Friday, October 07, 2011

Toronto Sculpture Garden

The Toronto Sculpture Garden is hidden in plain sight along the south side of King Street East just across from St James Cathedral, between Church and Jarvis. The park is quite tiny, squished between two buildings with an alley that leads to the Metro Supermarket in the St Lawrence Market area. I cannot believe I have been so close to this site without noticing it before. I thought there might be several sculptures but it looks like it features one artist at a time.
During my early October 2011 visit the garden contained a high stack of 7 white car bodies which I found out was called 'Gold, Silver & Lead' by artist Jed Lind. The sculpture is defined as a "monumental stack of refined first generation Honda Civics.' See the artist statement from the Sculpture Garden's website below, after the jump.

The plaques at the entrance to the 115 King Street East gardens say "The sculpture garden is situated between two of the original city buildings built in the Georgian style of the early 1840's. This row between Church and Market Streets was a prominent part of the Main Street of the city as it developed west of the old town of York. Oak Hall, an outstanding commercial building with a cast iron front, was built here in the late 1870's. The site was cleared in 1938 for use as a parking lot and in 1981 was redesigned as a city park for the Toronto Sculpture Garden." And "The sculpture garden in this city park was constructed with generous contributions from the Louis Odette family and the Province of Ontario to promote the art of sculpture for the enjoyment of the people of Toronto.

An art advisory board organizes exhibitions which exemplify  a variety of sculptural styles and techniques by artists working in Canada and around the world. Opened September 11, 1981."
In the shadow of St. James Cathedral across the street.

Artist Statement follows the jump.

Gold, Silver & Lead is a monumental stack of refined first generation Honda Civics, in painted steel, which rises 20’ above the viewer in a repetitive succession. Recalling the form of Brancusi’s Endless Column, but modified and transformed, it suggests both infinity and the wholeness of a finite form.

The work also references 1979, when the Toronto Sculpture Garden site was still a parking lot, and when Buckminster Fuller endorsed, in an advertisement, the Honda Civic as the car to service his own unique mobility needs. The TSG converted an old parking lot into a critical space, a thinking garden. Similarly Fuller’s vehicles wait for ignition and, once mobile, switch from the material to the immaterial - a mental
state of fluidity. These parallel histories of transformation intersect neatly in 1979, the year that planning began for the Toronto Sculpture Garden. The totemic form of Gold, Silver & Lead acknowledges this history and pushes the idea of mobility one step further by making the automobile static and something to be considered rather than experienced.

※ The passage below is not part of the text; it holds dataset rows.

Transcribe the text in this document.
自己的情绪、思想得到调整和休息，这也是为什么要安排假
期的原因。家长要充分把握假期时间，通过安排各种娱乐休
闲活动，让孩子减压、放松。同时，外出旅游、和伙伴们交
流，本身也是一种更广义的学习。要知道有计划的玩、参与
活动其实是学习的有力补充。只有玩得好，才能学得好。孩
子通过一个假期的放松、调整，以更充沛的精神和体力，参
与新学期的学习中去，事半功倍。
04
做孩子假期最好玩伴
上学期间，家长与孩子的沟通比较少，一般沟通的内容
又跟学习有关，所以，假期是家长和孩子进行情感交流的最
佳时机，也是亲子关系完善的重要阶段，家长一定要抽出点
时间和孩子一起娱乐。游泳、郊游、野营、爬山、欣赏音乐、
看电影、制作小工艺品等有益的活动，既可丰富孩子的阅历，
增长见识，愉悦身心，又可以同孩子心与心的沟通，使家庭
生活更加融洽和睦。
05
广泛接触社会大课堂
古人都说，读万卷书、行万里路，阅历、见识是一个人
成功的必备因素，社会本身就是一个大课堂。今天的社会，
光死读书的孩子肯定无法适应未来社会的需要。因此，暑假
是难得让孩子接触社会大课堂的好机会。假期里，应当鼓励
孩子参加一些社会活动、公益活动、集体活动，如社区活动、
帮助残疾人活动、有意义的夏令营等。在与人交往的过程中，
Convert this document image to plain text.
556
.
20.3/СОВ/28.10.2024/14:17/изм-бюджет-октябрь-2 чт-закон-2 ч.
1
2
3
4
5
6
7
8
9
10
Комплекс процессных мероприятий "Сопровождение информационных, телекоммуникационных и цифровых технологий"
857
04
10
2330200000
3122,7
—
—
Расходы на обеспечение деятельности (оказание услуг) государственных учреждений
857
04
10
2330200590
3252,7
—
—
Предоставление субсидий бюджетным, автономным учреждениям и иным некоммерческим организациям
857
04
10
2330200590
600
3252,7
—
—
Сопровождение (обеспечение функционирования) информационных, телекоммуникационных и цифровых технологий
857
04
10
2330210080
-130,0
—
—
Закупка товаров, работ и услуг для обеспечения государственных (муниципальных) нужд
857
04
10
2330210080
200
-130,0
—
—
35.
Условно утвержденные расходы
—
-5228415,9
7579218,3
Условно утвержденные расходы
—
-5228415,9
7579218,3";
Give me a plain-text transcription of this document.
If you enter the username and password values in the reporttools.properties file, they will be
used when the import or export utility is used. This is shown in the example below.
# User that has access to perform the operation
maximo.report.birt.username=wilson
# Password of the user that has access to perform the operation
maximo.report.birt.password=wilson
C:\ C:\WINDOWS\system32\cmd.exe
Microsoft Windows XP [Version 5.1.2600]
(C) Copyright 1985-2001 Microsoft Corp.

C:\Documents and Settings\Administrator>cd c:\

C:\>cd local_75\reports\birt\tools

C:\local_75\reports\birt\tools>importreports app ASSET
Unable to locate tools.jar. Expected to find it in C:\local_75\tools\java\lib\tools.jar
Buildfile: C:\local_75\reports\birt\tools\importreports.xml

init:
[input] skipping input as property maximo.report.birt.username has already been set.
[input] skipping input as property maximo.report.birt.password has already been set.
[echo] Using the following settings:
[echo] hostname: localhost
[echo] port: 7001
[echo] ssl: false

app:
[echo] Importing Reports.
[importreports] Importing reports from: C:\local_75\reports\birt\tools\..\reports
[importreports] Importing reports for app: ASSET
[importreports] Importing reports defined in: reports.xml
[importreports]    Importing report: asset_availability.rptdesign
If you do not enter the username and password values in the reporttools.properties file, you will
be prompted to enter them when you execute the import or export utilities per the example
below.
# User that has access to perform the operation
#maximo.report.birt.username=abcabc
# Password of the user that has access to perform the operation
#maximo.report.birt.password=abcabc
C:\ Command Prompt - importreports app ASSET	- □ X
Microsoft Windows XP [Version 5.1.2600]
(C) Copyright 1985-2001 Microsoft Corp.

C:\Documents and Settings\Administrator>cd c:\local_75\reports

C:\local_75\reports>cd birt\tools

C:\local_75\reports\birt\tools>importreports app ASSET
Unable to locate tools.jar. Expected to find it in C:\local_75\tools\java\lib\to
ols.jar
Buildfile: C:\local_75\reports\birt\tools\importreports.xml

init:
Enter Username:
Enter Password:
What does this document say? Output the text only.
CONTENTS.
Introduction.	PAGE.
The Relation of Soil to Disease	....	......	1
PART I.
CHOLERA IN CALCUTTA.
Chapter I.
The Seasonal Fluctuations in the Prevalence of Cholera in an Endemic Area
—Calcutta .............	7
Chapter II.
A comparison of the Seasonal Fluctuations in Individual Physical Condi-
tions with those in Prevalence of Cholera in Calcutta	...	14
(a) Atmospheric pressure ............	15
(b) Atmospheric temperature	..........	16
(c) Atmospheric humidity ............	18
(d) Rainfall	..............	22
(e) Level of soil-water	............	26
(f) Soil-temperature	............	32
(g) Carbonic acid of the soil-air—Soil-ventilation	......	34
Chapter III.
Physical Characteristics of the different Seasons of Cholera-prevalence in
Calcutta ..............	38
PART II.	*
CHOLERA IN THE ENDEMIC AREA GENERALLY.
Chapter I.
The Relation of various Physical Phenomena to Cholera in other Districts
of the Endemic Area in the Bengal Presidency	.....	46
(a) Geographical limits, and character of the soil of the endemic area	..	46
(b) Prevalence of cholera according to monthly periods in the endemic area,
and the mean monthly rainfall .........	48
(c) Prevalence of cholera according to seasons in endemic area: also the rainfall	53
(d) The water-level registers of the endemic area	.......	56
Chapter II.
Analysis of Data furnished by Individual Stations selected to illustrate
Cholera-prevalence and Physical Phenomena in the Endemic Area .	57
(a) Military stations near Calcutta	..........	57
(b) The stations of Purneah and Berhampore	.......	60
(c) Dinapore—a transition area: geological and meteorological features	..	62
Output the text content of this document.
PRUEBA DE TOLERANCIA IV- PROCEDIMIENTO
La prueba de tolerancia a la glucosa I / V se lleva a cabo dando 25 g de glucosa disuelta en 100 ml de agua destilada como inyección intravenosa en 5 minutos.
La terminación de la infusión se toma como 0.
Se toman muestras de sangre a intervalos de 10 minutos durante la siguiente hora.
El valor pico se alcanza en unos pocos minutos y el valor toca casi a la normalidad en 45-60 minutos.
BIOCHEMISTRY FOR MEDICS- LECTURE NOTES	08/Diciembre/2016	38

Gold, Silver & Lead looks to the sublime, through repetition and pattern, but the attempt would seem to fall short, as the Civic modules have been fabricated to disassemble as they reach into the sky. The column is modeled on the obsolete industrialized object of the Honda Civic automobile, thus colliding Fuller’s notion
of expansive mobility with Brancusi’s suggestion of the infinite through pure form.Thus, the hard object fades into the realm of mantra and repetition, encouraging a perception that is drifting.

Both the TSG and the artwork’s idle vessel form share the potential to transform our experience and to act as a starting point for something redundant or extraordinary. Knowing the origins of the site and the idea of Fuller’s vehicles sitting empty throughout the world, Gold, Silver & Lead embraces the concept of idleness and potential.

Jed Lind, Gold, Silver & Lead, 2011; 25' x 4' x 8' approximately, painted steel.